SPARK’s proposal provides cost-effective toilet modules printed from a mixture of processed bamboo fiber and gum resin. The toilet modules sit on and a secured to a buried 3d printed reinterpretation of a traditional biogas dome that uses human, animal, and vegetable waste to generate and store gas.
The biogas fuels a micro CHP unit (combined heat and power) to create electricity. The printed monocoque shell of the toilet comes complete with a toilet bowl and basin printed as part of the homogenous surface of the toilet cubicle. The shell’s exterior can be rendered or finished with various materials appropriate to the local context and environment.
The toilet and its associated biogas dome can be flown by drone into remote locations as complete and easily docked together locally. The biogas dome has been sized to function for 10 years, generating enough electricity to power a small community of 8 dwellings.
Energy is central to nearly every major challenge and opportunity the world faces today. The UN set a Global Goal to ensure universal access to affordable, reliable, and sustainable energy by 2030. Currently, 13% of the global population still lacks access to electricity. Some 3 billion people lack access to clean cooking solutions and are exposed to dangerous levels of air pollution. The situation of the rural poor, despite the UN’s objectives and local government initiatives, poses a growing challenge where toilet facilities with proper sewage treatment and energy services are non-existent. SPARK’s “The Big Arse Toilet,” so-called given its form, can provide sanitation and power to communities lacking these essential utilities.
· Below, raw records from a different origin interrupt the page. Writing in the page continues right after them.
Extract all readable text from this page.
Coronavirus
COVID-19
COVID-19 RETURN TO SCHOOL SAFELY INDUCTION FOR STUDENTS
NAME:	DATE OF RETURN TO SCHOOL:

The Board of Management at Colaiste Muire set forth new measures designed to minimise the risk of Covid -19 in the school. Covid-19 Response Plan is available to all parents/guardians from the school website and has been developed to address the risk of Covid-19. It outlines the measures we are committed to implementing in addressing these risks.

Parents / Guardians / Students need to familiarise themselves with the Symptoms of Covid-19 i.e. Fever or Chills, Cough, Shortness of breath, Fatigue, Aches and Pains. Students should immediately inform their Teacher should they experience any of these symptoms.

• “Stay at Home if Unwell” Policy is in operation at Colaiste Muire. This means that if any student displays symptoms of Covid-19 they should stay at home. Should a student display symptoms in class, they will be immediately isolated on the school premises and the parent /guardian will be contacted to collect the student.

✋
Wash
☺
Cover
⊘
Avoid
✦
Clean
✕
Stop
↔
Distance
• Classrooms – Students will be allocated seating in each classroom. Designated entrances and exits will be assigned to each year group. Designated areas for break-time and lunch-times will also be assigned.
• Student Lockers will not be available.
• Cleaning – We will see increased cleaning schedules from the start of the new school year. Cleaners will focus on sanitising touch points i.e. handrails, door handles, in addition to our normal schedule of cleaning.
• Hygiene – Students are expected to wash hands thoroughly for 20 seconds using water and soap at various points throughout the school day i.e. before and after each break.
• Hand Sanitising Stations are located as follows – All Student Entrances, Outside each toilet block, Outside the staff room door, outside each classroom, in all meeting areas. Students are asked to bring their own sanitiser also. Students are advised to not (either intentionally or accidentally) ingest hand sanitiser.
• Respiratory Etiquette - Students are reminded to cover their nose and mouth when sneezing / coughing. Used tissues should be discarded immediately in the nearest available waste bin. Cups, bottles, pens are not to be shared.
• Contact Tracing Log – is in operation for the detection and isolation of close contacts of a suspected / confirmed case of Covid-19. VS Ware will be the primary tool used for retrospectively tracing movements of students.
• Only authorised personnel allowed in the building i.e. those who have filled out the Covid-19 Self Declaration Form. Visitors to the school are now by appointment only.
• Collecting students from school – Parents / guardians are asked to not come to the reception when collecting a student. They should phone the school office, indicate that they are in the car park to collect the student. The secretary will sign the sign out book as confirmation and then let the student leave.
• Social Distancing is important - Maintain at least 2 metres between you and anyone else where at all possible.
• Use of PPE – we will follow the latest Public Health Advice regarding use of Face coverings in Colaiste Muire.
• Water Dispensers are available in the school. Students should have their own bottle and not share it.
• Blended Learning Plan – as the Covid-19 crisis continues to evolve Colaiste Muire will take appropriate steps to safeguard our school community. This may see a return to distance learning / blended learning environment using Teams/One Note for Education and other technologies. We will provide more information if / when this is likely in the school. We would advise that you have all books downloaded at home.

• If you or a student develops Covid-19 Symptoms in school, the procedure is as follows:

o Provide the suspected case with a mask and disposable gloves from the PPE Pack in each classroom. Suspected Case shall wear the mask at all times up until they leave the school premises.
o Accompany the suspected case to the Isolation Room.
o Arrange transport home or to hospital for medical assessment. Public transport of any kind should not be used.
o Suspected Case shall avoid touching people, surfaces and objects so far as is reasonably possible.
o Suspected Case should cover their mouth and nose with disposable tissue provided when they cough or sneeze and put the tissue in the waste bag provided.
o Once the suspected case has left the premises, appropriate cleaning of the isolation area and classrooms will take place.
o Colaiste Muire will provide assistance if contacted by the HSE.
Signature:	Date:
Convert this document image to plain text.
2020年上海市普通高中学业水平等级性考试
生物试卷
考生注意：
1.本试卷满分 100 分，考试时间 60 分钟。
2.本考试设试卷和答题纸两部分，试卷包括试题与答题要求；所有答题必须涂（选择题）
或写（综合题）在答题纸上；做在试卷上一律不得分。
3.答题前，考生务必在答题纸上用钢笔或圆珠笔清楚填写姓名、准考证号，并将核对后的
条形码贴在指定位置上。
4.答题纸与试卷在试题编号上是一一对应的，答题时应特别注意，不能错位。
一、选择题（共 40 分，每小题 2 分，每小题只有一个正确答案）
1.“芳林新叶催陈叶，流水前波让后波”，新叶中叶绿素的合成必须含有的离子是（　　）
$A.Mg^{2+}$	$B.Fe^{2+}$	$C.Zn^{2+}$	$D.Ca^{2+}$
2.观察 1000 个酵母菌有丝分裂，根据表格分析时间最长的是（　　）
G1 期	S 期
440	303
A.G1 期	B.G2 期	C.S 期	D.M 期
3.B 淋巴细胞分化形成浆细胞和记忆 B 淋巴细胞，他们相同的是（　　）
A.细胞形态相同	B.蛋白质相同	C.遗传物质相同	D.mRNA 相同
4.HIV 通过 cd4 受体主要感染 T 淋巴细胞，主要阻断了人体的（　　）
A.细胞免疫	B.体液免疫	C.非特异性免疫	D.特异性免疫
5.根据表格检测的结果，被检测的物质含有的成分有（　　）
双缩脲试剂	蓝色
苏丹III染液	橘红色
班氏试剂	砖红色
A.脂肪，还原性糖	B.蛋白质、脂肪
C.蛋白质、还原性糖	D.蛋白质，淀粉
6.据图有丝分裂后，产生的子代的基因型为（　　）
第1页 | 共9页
SPARK partner Stephen Pimbley said, “SPARK’s self-funded The Big Arse Toilet has been developed to highlight that not enough is being done to provide solutions for vulnerable individuals that are worst affected by lack of access to the level sanitation most take for granted. Our proposal could help prevent disease and assist in community development by lifting women’s social barriers, particularly in rural communities. Often meaning severe consequences for their health, perpetuating the disproportionate levels of disease associated with poverty and open defecation.”